Bolted Fault Current on a DC System

[wbd]

I am looking at an arc flash calculation for a battery bank. It will be done using Annex D of NFPA 70E. I have read that, read Chapter 12 in Jim Phillips book and reviewed the manufacturer of the battery's material.

In order to begin I need to determine the bolted fault current at the battery terminals. In order to do this, I need the internal resistance of the battery bank. Lacking any testing, how does one determine that?

Thanks in advance.

 

[ScottyUK]

Battery manufacturers publish the internal resistance of their cells. Adding more cells to a battery does not increase the bolted fault current because that calculation method assumes that the shorting element has zero resistance: doubling the number of cells also doubles the resistances in series so the bolted fault remains the same. In reality the interconnecting link(s) add a bit of resistance so the theoretical short circuit value is not achieved. Whose cells are they?

 

[wbd]

Thank you ScottyUK. I could not find any published internal resistance for SBS batteries.

 

[wbd]

I contacted the manufacturer and they provided the values for the specific cells at time of manufacture.

 

[pwrtran]

Be aware of the terminals of a battery bank normally is upstream of the main DC breaker. In other words, there will be no interrupting device to break the arc if a bolted short occurs. Our practice is to select the battery with terminal covers, and/or plastic shielding.

 

[mikekilroy]

since cell resistance increases as batt wears, my 350vdc batt bank of cells on EV has a battery managment circuit that constantly measures each cell's internal resistance & voltage and reports it via the gui. I believe they simply are watching the cell voltage drop @ current and doing ohms law r=v/i: could you not do same? just read nominal voltage, put small resistive load across the fully charged cell and measure the drop?

 

[sibeen]

Battery manufacturers will give tables showing the short circuit current and the internal resistance, for example see:

http://www.enersysreservepower.com/documents/US-SBSF-RS-003_0610.pdf

If you wanted to be especially conservative you could just use this figure for you study, but in real life you would be way over the top.

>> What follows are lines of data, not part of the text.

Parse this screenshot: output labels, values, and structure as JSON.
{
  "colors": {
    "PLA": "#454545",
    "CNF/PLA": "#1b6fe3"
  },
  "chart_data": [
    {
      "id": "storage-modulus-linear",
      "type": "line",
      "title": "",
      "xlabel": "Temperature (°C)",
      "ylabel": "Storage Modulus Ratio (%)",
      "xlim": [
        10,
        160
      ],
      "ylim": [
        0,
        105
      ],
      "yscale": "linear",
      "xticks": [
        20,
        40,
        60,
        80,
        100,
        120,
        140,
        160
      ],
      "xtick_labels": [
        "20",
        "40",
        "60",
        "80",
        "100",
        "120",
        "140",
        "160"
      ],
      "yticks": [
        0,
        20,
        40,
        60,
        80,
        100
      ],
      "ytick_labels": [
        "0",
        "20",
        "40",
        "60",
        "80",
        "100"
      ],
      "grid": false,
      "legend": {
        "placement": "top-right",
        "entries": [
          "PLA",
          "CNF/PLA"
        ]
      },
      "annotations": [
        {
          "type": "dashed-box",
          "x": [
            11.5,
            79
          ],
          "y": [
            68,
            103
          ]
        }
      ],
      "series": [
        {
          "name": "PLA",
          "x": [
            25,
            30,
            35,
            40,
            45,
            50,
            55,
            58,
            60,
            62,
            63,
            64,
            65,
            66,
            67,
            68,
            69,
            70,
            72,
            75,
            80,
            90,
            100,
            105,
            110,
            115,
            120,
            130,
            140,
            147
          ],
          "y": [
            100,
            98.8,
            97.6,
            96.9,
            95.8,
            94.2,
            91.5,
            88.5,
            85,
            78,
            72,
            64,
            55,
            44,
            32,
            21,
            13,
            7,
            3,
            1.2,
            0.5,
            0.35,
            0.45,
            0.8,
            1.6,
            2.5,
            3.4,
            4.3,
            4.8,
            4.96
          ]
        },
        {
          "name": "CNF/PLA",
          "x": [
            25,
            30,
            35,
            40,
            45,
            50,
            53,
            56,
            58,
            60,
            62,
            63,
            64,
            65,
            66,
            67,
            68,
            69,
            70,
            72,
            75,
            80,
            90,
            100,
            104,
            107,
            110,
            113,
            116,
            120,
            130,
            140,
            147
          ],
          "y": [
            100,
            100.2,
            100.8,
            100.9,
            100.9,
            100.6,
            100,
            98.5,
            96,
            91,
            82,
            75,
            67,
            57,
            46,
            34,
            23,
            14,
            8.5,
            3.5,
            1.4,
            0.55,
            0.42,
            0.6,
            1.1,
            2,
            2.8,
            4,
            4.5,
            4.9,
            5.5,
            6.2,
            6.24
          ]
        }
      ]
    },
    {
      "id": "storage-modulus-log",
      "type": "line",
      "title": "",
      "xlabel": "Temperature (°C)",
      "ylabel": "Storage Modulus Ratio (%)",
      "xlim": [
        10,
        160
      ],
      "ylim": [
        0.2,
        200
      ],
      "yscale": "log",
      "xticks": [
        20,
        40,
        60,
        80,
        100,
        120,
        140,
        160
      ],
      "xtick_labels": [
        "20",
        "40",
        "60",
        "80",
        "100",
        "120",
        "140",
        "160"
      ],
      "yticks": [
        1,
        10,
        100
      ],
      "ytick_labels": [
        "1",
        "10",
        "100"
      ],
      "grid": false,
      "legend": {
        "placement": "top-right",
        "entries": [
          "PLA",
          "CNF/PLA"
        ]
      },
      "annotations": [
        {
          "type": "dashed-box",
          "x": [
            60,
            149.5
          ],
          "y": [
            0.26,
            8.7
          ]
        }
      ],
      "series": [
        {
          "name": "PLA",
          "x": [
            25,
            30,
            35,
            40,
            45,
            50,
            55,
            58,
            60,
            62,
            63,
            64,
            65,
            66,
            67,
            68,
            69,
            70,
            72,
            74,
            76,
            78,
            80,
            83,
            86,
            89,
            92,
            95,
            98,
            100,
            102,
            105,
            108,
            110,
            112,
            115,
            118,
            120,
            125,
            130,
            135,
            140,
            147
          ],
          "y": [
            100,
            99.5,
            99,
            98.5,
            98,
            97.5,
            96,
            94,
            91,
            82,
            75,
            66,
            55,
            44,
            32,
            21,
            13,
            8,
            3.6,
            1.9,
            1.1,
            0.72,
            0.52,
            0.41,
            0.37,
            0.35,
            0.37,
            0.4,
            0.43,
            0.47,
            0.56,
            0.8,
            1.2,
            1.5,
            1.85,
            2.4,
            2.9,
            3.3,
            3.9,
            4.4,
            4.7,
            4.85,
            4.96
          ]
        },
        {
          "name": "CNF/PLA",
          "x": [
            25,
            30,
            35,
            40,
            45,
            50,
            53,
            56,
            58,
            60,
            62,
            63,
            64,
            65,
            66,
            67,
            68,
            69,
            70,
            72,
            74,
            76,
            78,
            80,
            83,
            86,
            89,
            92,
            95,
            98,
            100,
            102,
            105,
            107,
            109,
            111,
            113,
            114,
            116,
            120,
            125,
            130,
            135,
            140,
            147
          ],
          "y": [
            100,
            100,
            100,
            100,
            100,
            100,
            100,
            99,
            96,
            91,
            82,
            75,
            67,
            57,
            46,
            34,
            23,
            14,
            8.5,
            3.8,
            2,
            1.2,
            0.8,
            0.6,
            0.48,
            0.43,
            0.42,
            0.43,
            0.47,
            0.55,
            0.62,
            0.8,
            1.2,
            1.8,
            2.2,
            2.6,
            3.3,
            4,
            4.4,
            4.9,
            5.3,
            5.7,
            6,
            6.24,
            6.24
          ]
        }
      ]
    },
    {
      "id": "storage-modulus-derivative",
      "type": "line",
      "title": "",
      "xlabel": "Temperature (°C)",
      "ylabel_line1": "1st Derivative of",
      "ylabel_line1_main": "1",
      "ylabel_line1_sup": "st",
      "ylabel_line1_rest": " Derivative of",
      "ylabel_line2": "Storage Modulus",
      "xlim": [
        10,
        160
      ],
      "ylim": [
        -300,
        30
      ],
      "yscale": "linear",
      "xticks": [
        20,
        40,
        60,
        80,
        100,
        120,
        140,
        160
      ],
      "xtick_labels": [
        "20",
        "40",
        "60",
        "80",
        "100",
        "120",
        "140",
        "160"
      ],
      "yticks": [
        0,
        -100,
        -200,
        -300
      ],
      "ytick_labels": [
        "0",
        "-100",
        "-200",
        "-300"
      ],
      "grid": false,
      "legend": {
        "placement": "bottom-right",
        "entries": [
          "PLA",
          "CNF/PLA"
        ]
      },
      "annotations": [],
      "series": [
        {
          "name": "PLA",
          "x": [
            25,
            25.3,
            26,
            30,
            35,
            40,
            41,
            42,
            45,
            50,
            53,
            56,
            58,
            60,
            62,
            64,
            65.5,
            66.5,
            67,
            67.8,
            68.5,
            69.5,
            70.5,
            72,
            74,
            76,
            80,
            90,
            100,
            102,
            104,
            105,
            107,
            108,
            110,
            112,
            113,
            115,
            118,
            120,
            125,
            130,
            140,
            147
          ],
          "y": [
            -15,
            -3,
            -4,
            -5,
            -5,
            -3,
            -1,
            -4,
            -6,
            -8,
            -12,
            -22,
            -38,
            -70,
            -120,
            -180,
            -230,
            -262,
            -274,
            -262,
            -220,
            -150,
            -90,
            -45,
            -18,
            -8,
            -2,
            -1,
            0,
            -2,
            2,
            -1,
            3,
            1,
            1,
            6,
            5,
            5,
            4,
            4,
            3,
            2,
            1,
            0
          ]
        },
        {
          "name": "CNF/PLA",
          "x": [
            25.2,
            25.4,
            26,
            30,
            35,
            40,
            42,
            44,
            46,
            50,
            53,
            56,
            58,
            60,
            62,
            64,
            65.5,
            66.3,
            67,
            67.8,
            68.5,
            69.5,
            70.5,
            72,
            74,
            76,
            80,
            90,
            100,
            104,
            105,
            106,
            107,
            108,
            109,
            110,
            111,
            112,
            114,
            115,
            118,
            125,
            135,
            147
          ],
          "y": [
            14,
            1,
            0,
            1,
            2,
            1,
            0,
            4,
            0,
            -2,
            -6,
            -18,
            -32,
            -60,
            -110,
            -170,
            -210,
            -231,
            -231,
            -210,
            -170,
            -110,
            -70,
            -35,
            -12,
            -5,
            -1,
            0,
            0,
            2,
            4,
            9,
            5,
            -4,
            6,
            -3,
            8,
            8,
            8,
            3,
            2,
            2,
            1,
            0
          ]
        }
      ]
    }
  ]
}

As an example I recently had to do a calculation on a telco centre battery rack which consisted of 7 strings of 4 x SBS 190F batteries. From the link above the short circuit rating of an SBS 190F is 3800 amps (3.3 x 10^-3 ohm), so with 7 strings the fault current was 7 x 3800 = 26.6 kA.

The battery resistance can also be worked out from the nominal voltage (12 volts) divided by the short circuit current (3800 amps): 12/3800 = 3.16 x 10^-3 ohms - very close to the given figures in the PDF.

Each individual string providing 3800 amps.

Now take into account the connecting devices.

Each battery link, 3 per string = 1.5 x 10^-3 ohm.

Each cable from battery to circuit breaker, 2 per string = 3.5 x 10^-3 ohm.

Circuit breaker resistance = 1.2 x 10^-3 ohm.

Add that all up and you get about 2.5 x 10^-2 ohms.

Now use the nominal string voltage = 48 volts divided by the worked out resistance = 48/2.5 x 10^-2 = about 1900 amps.

So with 7 stings in parallel we have 7 x 1900 = 13.3 kA.

Just by adding in all the link elements, the short circuit current from this battery bank was brought down from the conservative 26.6 kA to a figure of 13.3 kA.